For Maloney, the key was that they survived — and that she had voted reliably with her district. In the past two weeks, Maloney held two forums on gun-control legislation alongside students and movement leaders, walking them through what could be passed in Congress and thanking them for organizing while Republican politicians dithered.

“You don’t have to be a member of Congress to get things done,” Maloney said in an interview after one of the forums. “When someone runs for office, you can ask: Do they have a record of doing anything to help other people? Have they served on their block association? Have they come up with ideas to help their neighborhood? A lot of people are running for Congress, and they’ve never done anything.”

Maloney’s campaign has not been subtle about putting Patel in that category. The candidate, who teaches at New York University, had registered to vote in Indiana as recently as 2016. On Instagram, Patel had made an awkward joke about buying a “promise ring” for the gymnast McKayla Maroney; it wound up in the New York Post. (Patel laughed off the controversy, saying he wouldn’t be “cyberbullied” out of the campaign.)

Another Maloney attack had been a misfire. Last month, when dismissing the candidate’s fundraising numbers, Maloney joked that there were “a lot of Patels” in his FEC report. Patel got the best coverage of his campaign, telling BuzzFeed that “I didn’t realize Rep. Maloney hired Steve Bannon as her campaign strategist.”

Maloney dropped that line. She did not ignore Patel, either — she showed up at Democratic clubs to face him in Q&As and won endorsements that advertised her voting record.

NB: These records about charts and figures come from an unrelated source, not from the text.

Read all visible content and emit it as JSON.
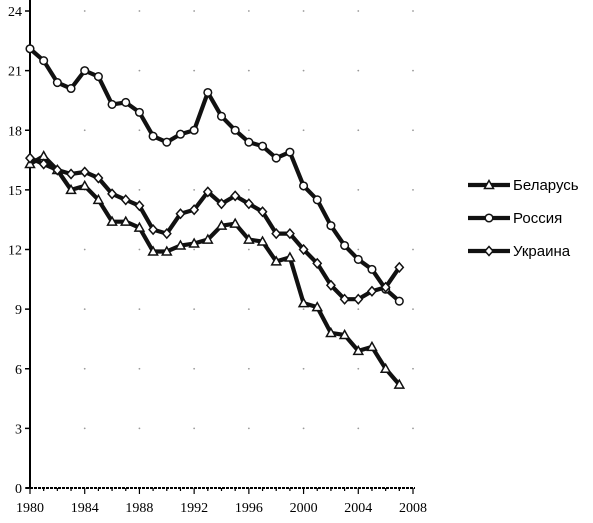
{
  "chart_data": {
    "type": "line",
    "xlim": [
      1980,
      2008
    ],
    "ylim": [
      0,
      24
    ],
    "x_ticks": [
      1980,
      1984,
      1988,
      1992,
      1996,
      2000,
      2004,
      2008
    ],
    "y_ticks": [
      0,
      3,
      6,
      9,
      12,
      15,
      18,
      21,
      24
    ],
    "grid": "dotted-crosses",
    "legend_position": "right",
    "colors": {
      "lines": "#111111",
      "axis": "#000000",
      "grid": "#9a9a9a"
    },
    "series": [
      {
        "name": "Беларусь",
        "marker": "triangle",
        "x": [
          1980,
          1981,
          1982,
          1983,
          1984,
          1985,
          1986,
          1987,
          1988,
          1989,
          1990,
          1991,
          1992,
          1993,
          1994,
          1995,
          1996,
          1997,
          1998,
          1999,
          2000,
          2001,
          2002,
          2003,
          2004,
          2005,
          2006,
          2007
        ],
        "values": [
          16.3,
          16.7,
          16.0,
          15.0,
          15.2,
          14.5,
          13.4,
          13.4,
          13.1,
          11.9,
          11.9,
          12.2,
          12.3,
          12.5,
          13.2,
          13.3,
          12.5,
          12.4,
          11.4,
          11.6,
          9.3,
          9.1,
          7.8,
          7.7,
          6.9,
          7.1,
          6.0,
          5.2
        ]
      },
      {
        "name": "Россия",
        "marker": "circle",
        "x": [
          1980,
          1981,
          1982,
          1983,
          1984,
          1985,
          1986,
          1987,
          1988,
          1989,
          1990,
          1991,
          1992,
          1993,
          1994,
          1995,
          1996,
          1997,
          1998,
          1999,
          2000,
          2001,
          2002,
          2003,
          2004,
          2005,
          2006,
          2007
        ],
        "values": [
          22.1,
          21.5,
          20.4,
          20.1,
          21.0,
          20.7,
          19.3,
          19.4,
          18.9,
          17.7,
          17.4,
          17.8,
          18.0,
          19.9,
          18.7,
          18.0,
          17.4,
          17.2,
          16.6,
          16.9,
          15.2,
          14.5,
          13.2,
          12.2,
          11.5,
          11.0,
          10.0,
          9.4
        ]
      },
      {
        "name": "Украина",
        "marker": "diamond",
        "x": [
          1980,
          1981,
          1982,
          1983,
          1984,
          1985,
          1986,
          1987,
          1988,
          1989,
          1990,
          1991,
          1992,
          1993,
          1994,
          1995,
          1996,
          1997,
          1998,
          1999,
          2000,
          2001,
          2002,
          2003,
          2004,
          2005,
          2006,
          2007
        ],
        "values": [
          16.6,
          16.3,
          16.0,
          15.8,
          15.9,
          15.6,
          14.8,
          14.5,
          14.2,
          13.0,
          12.8,
          13.8,
          14.0,
          14.9,
          14.3,
          14.7,
          14.3,
          13.9,
          12.8,
          12.8,
          12.0,
          11.3,
          10.2,
          9.5,
          9.5,
          9.9,
          10.1,
          11.1
        ]
      }
    ]
  }
}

“Carolyn Maloney is a leading progressive who gets results,” said Maloney spokesman Bob Liff. “She’s authored or co-authored over 70 measures that have been signed into law, including the James Zadrogra 9/11 Health and Compensation Act, the Credit Card Accountability Responsibility and Disclosure Act, and the Debbie Smith Act, and is a champion for women’s rights, LGBTQ equality, Medicare for All, and more. That’s why she’s being supported by the Congressional Progressive Caucus, NARAL, the AFL-CIO, and other progressive organizations.”

But in districts like the 12th, Democratic activists wonder whether they can have more than that. In Crowley’s race, challenger Alexandria Ocasio-Cortez has taken credit for the incumbent signing onto the House’s Medicare for All bill, and gotten national attention for calling for the end of the Immigrations and Customs Enforcement agency. (Crowley had not backed previous versions of HR696, the Medicare bill, but signed on this year before Ocasio-Cortez called for it.)

Patel has urged liberal voters to look deeper into Maloney’s record, starting with her vote to authorize the war in Iraq, continuing with her opposition to the Iran nuclear deal, an issue that could rise in importance before the Democratic primary in June.

“My position on Iran is the same as Barack Obama’s,” Patel said. “Hers is the same as Donald Trump’s.”

A spokesman for Maloney pointed out that in October, she had opposed the idea of revisiting or tearing up the Iran deal.